Claro que GTA e todos os demais jogos onde a violência está presente, podem causar dano sim. Isso acontece se não forem devidamente compreendidos ou se forem jogados por pessoas que já tenham um precedente anti-social.

Aquele jovem que pegou uma metralhadora e atirou nas pessoas em um shopping de São Paulo alegou que agiu inspirado em um filme mas isso é só parte da história. O jovem tinha antecedentes médicos que indicavam bipolaridade e mesmo assim seus pais permitiram que o mesmo fosse tentar cursar uma faculdade de medicina, onde evidentemente o estresse poderia perturbar ainda mais sua mente delicada. Culpar um filme pelo seu ato insano é ignorar a quantidade absurda de estímulos que todos temos.

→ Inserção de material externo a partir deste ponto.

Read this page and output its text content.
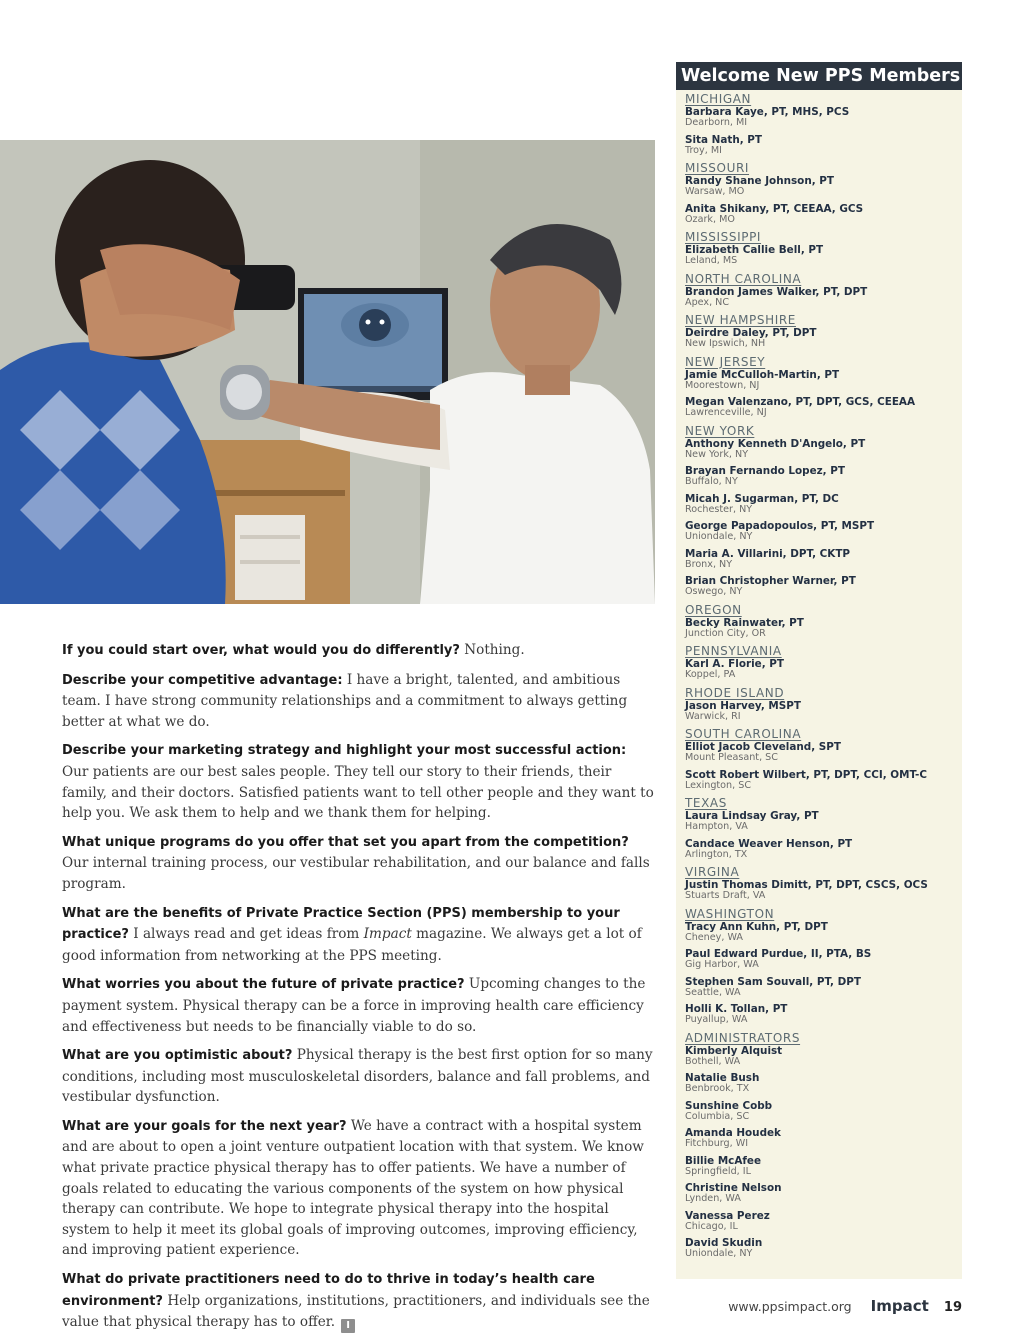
If you could start over, what would you do differently? Nothing.

Describe your competitive advantage: I have a bright, talented, and ambitious team. I have strong community relationships and a commitment to always getting better at what we do.

Describe your marketing strategy and highlight your most successful action: Our patients are our best sales people. They tell our story to their friends, their family, and their doctors. Satisfied patients want to tell other people and they want to help you. We ask them to help and we thank them for helping.

What unique programs do you offer that set you apart from the competition? Our internal training process, our vestibular rehabilitation, and our balance and falls program.

What are the benefits of Private Practice Section (PPS) membership to your practice? I always read and get ideas from Impact magazine. We always get a lot of good information from networking at the PPS meeting.

What worries you about the future of private practice? Upcoming changes to the payment system. Physical therapy can be a force in improving health care efficiency and effectiveness but needs to be financially viable to do so.

What are you optimistic about? Physical therapy is the best first option for so many conditions, including most musculoskeletal disorders, balance and fall problems, and vestibular dysfunction.

What are your goals for the next year? We have a contract with a hospital system and are about to open a joint venture outpatient location with that system. We know what private practice physical therapy has to offer patients. We have a number of goals related to educating the various components of the system on how physical therapy can contribute. We hope to integrate physical therapy into the hospital system to help it meet its global goals of improving outcomes, improving efficiency, and improving patient experience.

What do private practitioners need to do to thrive in today’s health care environment? Help organizations, institutions, practitioners, and individuals see the value that physical therapy has to offer. I

Welcome New PPS Members!
MICHIGAN
Barbara Kaye, PT, MHS, PCS
Dearborn, MI
Sita Nath, PT
Troy, MI
MISSOURI
Randy Shane Johnson, PT
Warsaw, MO
Anita Shikany, PT, CEEAA, GCS
Ozark, MO
MISSISSIPPI
Elizabeth Callie Bell, PT
Leland, MS
NORTH CAROLINA
Brandon James Walker, PT, DPT
Apex, NC
NEW HAMPSHIRE
Deirdre Daley, PT, DPT
New Ipswich, NH
NEW JERSEY
Jamie McCulloh-Martin, PT
Moorestown, NJ
Megan Valenzano, PT, DPT, GCS, CEEAA
Lawrenceville, NJ
NEW YORK
Anthony Kenneth D'Angelo, PT
New York, NY
Brayan Fernando Lopez, PT
Buffalo, NY
Micah J. Sugarman, PT, DC
Rochester, NY
George Papadopoulos, PT, MSPT
Uniondale, NY
Maria A. Villarini, DPT, CKTP
Bronx, NY
Brian Christopher Warner, PT
Oswego, NY
OREGON
Becky Rainwater, PT
Junction City, OR
PENNSYLVANIA
Karl A. Florie, PT
Koppel, PA
RHODE ISLAND
Jason Harvey, MSPT
Warwick, RI
SOUTH CAROLINA
Elliot Jacob Cleveland, SPT
Mount Pleasant, SC
Scott Robert Wilbert, PT, DPT, CCI, OMT-C
Lexington, SC
TEXAS
Laura Lindsay Gray, PT
Hampton, VA
Candace Weaver Henson, PT
Arlington, TX
VIRGINA
Justin Thomas Dimitt, PT, DPT, CSCS, OCS
Stuarts Draft, VA
WASHINGTON
Tracy Ann Kuhn, PT, DPT
Cheney, WA
Paul Edward Purdue, II, PTA, BS
Gig Harbor, WA
Stephen Sam Souvall, PT, DPT
Seattle, WA
Holli K. Tollan, PT
Puyallup, WA
ADMINISTRATORS
Kimberly Alquist
Bothell, WA
Natalie Bush
Benbrook, TX
Sunshine Cobb
Columbia, SC
Amanda Houdek
Fitchburg, WI
Billie McAfee
Springfield, IL
Christine Nelson
Lynden, WA
Vanessa Perez
Chicago, IL
David Skudin
Uniondale, NY
www.ppsimpact.org Impact 19
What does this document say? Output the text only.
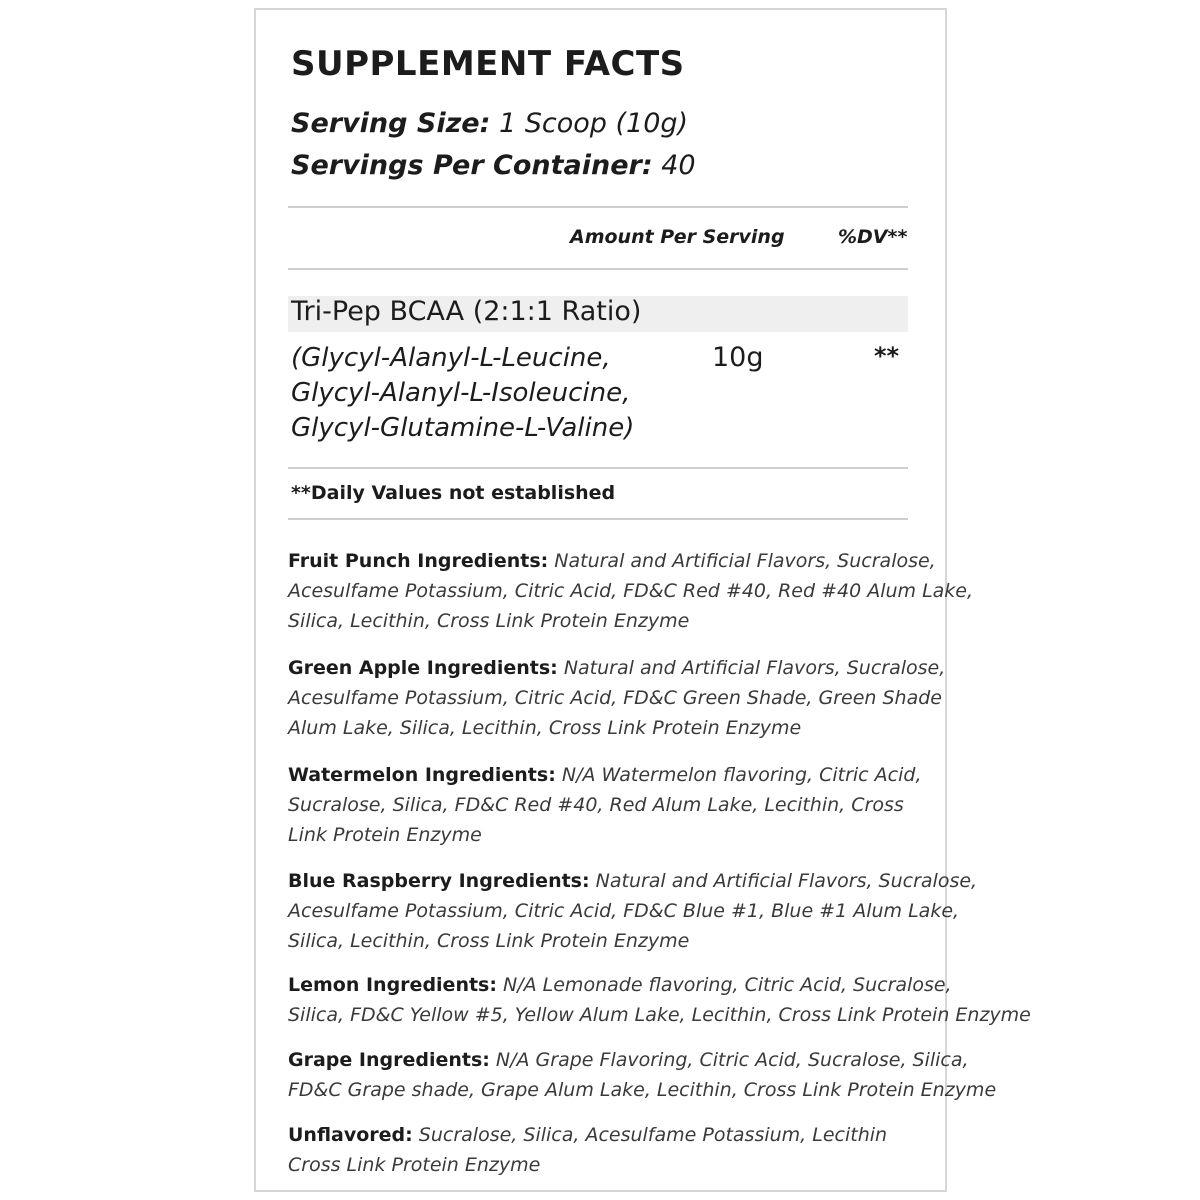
SUPPLEMENT FACTS
Serving Size: 1 Scoop (10g)
Servings Per Container: 40
Amount Per Serving	%DV**
Tri-Pep BCAA (2:1:1 Ratio)
(Glycyl-Alanyl-L-Leucine,
Glycyl-Alanyl-L-Isoleucine,
Glycyl-Glutamine-L-Valine)
10g	**
**Daily Values not established
Fruit Punch Ingredients: Natural and Artificial Flavors, Sucralose,
Acesulfame Potassium, Citric Acid, FD&C Red #40, Red #40 Alum Lake,
Silica, Lecithin, Cross Link Protein Enzyme
Green Apple Ingredients: Natural and Artificial Flavors, Sucralose,
Acesulfame Potassium, Citric Acid, FD&C Green Shade, Green Shade
Alum Lake, Silica, Lecithin, Cross Link Protein Enzyme
Watermelon Ingredients: N/A Watermelon flavoring, Citric Acid,
Sucralose, Silica, FD&C Red #40, Red Alum Lake, Lecithin, Cross
Link Protein Enzyme
Blue Raspberry Ingredients: Natural and Artificial Flavors, Sucralose,
Acesulfame Potassium, Citric Acid, FD&C Blue #1, Blue #1 Alum Lake,
Silica, Lecithin, Cross Link Protein Enzyme
Lemon Ingredients: N/A Lemonade flavoring, Citric Acid, Sucralose,
Silica, FD&C Yellow #5, Yellow Alum Lake, Lecithin, Cross Link Protein Enzyme
Grape Ingredients: N/A Grape Flavoring, Citric Acid, Sucralose, Silica,
FD&C Grape shade, Grape Alum Lake, Lecithin, Cross Link Protein Enzyme
Unflavored: Sucralose, Silica, Acesulfame Potassium, Lecithin
Cross Link Protein Enzyme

Para cada maluco que se "inspira" em um jogo, livro ou filme há toda uma legião de pessoas sãs, que assistem os filmes, jogam ou lêem sabendo perfeitamente a diferença entre a realidade e a fantasia e aproveitando o conhecimento que a fantasia pode nos proporcionar.

Já tentaram demonizar as histórias em quadrinhos e até mesmo os desenhos de Walt Disney já foram alvo de críticas, onde pessoas em busca de promoção pessoal tentam provar que são danosos a infância, claro que os jogos de computador tinham que ser alvos destes "guardiões da sanidade".

As gerações que trocaram o pião e a bola de futebol pelas telas do computador precisam ser mais respeitadas, cabe aos pais e as pessoas investidas do poder legal, criarem métodos efetivos de ampliar a educação e o conhecimento, reduzir a pobreza e as desigualdades, pois estes sim são métodos eficientes de melhorar a sociedade e o ser humano, os jogos de computador apenas vão acompanhar as tendências e não defini-las.

Alguém já pensou que se jogos de computador tivessem esse poder todo, esta geração deveria estar andando pelas ruas vestidas com a capa de Matrix, portando metralhadoras portáteis e atirando no que não concordassem?

Não é isso que acontece, eventualmente um maluco faz isso, mas ao invés de ser considerado a excessão que sempre foi, há quem defina o ato como a nova tendência e ao invés de buscar esclarecer tenta culpar os jogos de computador, mais ou menos como aquele marido que ao descobrir a esposa traindo-o no sofá da sala, se livra do sofá e considera que resolveu o problema.